Add a small amount of cornstarch to the blister to reduce friction and keep the area dry. However, don’t apply cornstarch to an open blister or wound, as this can lead to infection (2).

  1. Untie knots. Cornstarch may reduce friction between fibers, shoelaces, and ropes to help you untie knots.
  2. Polish silverware. Mix cornstarch and water in a small bowl. Using a damp cloth, rub the mixture onto silverware to reveal its natural shine. Be sure to rinse the silverware afterward.
  3. Starch for ironing. If you’re looking for a natural starch to iron your clothes, add 2 cups (475 mL) of warm water and 1–2 tablespoons (8–16 grams) of cornstarch to a spray bottle. Spray it on and let it sit for 1 minute before ironing.
  4. Increase grip. If you need extra grip for holding a tennis racquet or other sports equipment, add a bit of cornstarch to your hands to counter sweaty palms and improve your grip.
  5. Stain remover. To remove an oily stain, sprinkle cornstarch over the stain and leave it for 10–15 minutes. Wipe it away, then treat the stain with a stain remover.
  6. Freshen carpet. Sprinkle cornstarch on your carpet and allow it to sit for 30 minutes. Then, vacuum as normal.
  7. Clean stuffed animals and fabrics. Rub a small amount of cornstarch onto the stuffed animal or fabric and let it sit for 5 minutes. Gently remove it with a damp cloth.
  8. Remove grease spatter from walls. Add cornstarch to a small cloth and rub the grease gently until it comes off.
  9. Give your pet a dry bath. If your pet is a few days from bath time, brush a small amount of cornstarch into its fur. It can act as a dry shampoo and soak up smelly oils.

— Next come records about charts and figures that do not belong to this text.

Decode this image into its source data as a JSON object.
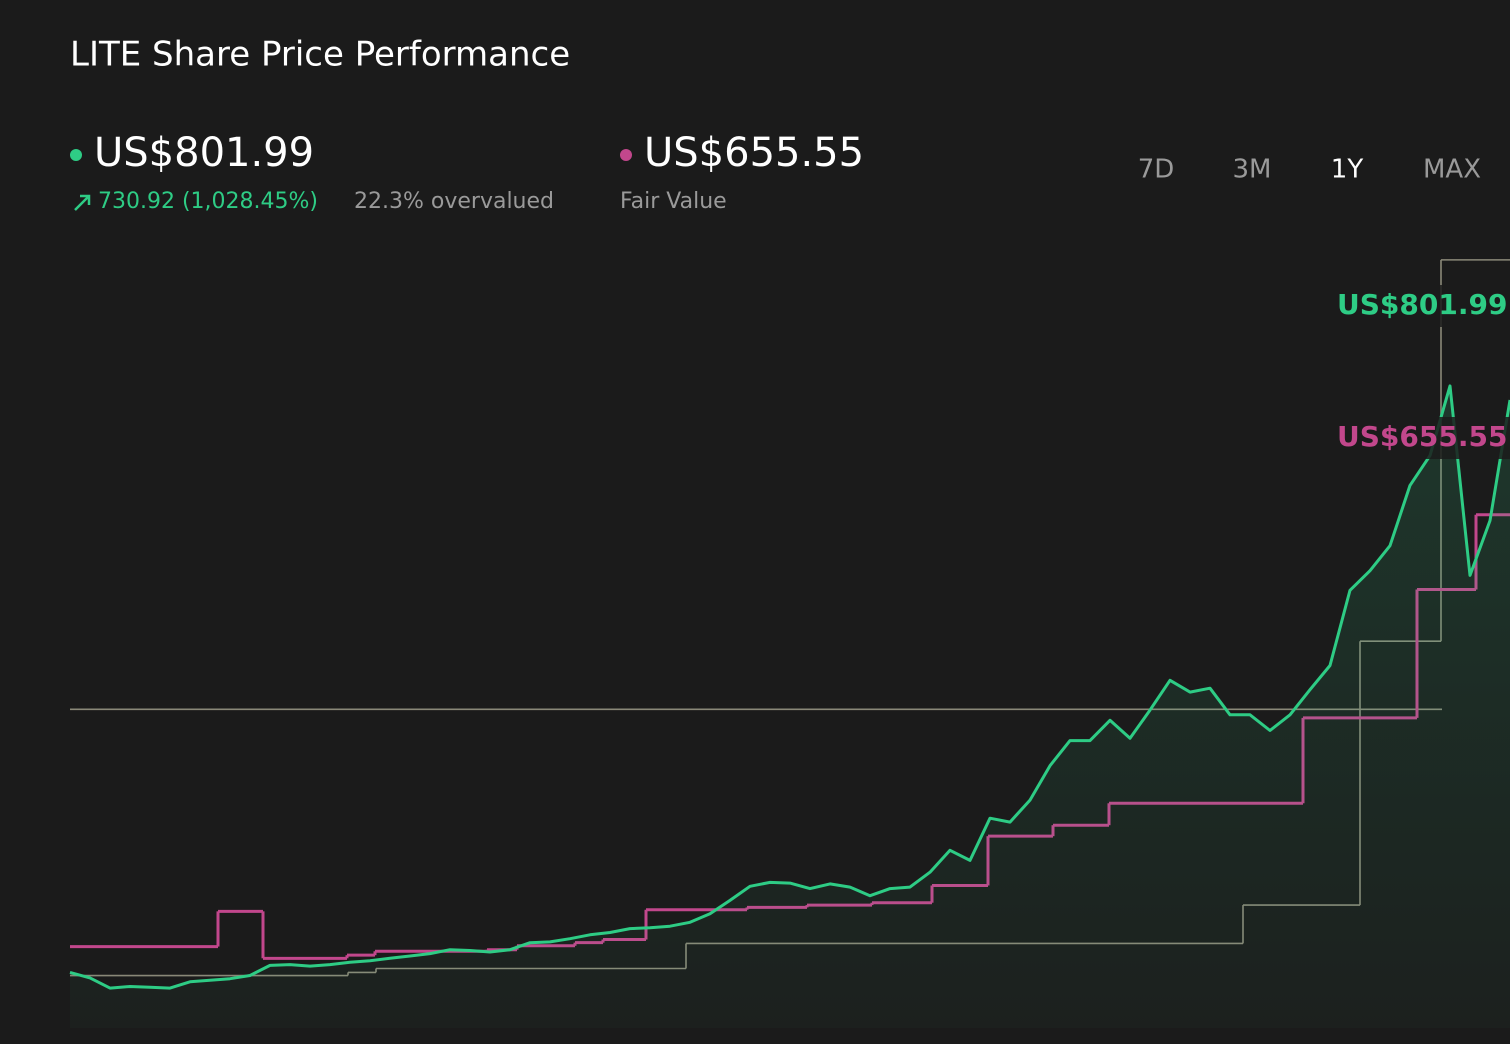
{
  "header": {
    "title": "LITE Share Price Performance",
    "price": "US$801.99",
    "change": "730.92 (1,028.45%)",
    "valuation": "22.3% overvalued",
    "fair_value": "US$655.55",
    "fair_value_label": "Fair Value",
    "ranges": [
      "7D",
      "3M",
      "1Y",
      "MAX"
    ],
    "active_range": "1Y"
  },
  "chart_data": {
    "type": "line",
    "xlim": [
      0,
      72
    ],
    "ylim": [
      0,
      1000
    ],
    "series": [
      {
        "color": "#8a8878",
        "step": true,
        "x": [
          0,
          13.9,
          15.3,
          30.8,
          58.65,
          64.5,
          68.55
        ],
        "values": [
          67,
          71,
          76,
          108,
          157,
          494,
          981
        ]
      },
      {
        "color": "#8a8878",
        "step": true,
        "x": [
          0
        ],
        "values": [
          407
        ],
        "end": 68.6
      },
      {
        "name": "Fair Value",
        "color": "#c2478c",
        "step": true,
        "x": [
          0,
          7.4,
          9.65,
          13.85,
          15.25,
          20.85,
          22.35,
          25.25,
          26.65,
          28.8,
          33.85,
          36.85,
          40.1,
          43.1,
          45.9,
          49.15,
          51.95,
          61.65,
          67.35,
          70.3
        ],
        "values": [
          104,
          149,
          89,
          93,
          98,
          100,
          105,
          109,
          113,
          151,
          154,
          157,
          160,
          182,
          245,
          259,
          287,
          396,
          560,
          655.55
        ],
        "value_label": "US$655.55"
      },
      {
        "name": "Share Price",
        "color": "#2ecc85",
        "values": [
          71,
          64,
          51,
          53,
          52,
          51,
          59,
          61,
          63,
          67,
          80,
          81,
          79,
          81,
          84,
          86,
          89,
          92,
          95,
          100,
          99,
          97,
          100,
          109,
          110,
          114,
          119,
          122,
          127,
          128,
          130,
          135,
          146,
          163,
          181,
          186,
          185,
          178,
          184,
          180,
          169,
          178,
          180,
          199,
          227,
          214,
          268,
          263,
          291,
          335,
          367,
          367,
          393,
          370,
          406,
          444,
          429,
          434,
          400,
          400,
          380,
          400,
          432,
          463,
          559,
          584,
          616,
          693,
          731,
          820,
          578,
          648,
          801.99
        ],
        "value_label": "US$801.99"
      }
    ]
  }
}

Although some natural health websites claim that you can use cornstarch to treat cuts and wounds, it’s best to avoid applying it to any open area. That’s because it may act as a feeding ground for bacteria and infect the wound (2).

Furthermore, don’t apply cornstarch to your face as a natural makeup or oil remover. Though this is likely fine for most people, it may clog pores and lead to breakouts in those with acne-prone skin (3, 4).

Cornstarch is a versatile ingredient known for its thickening and moisture-wicking properties.

It has many household uses, such as soothing irritated skin, detangling knots, acting as a natural deodorant, and treating stains. Next time you run out of that necessary household item, give cornstarch a try.

Still, you shouldn’t apply cornstarch to open wounds or use it on your face.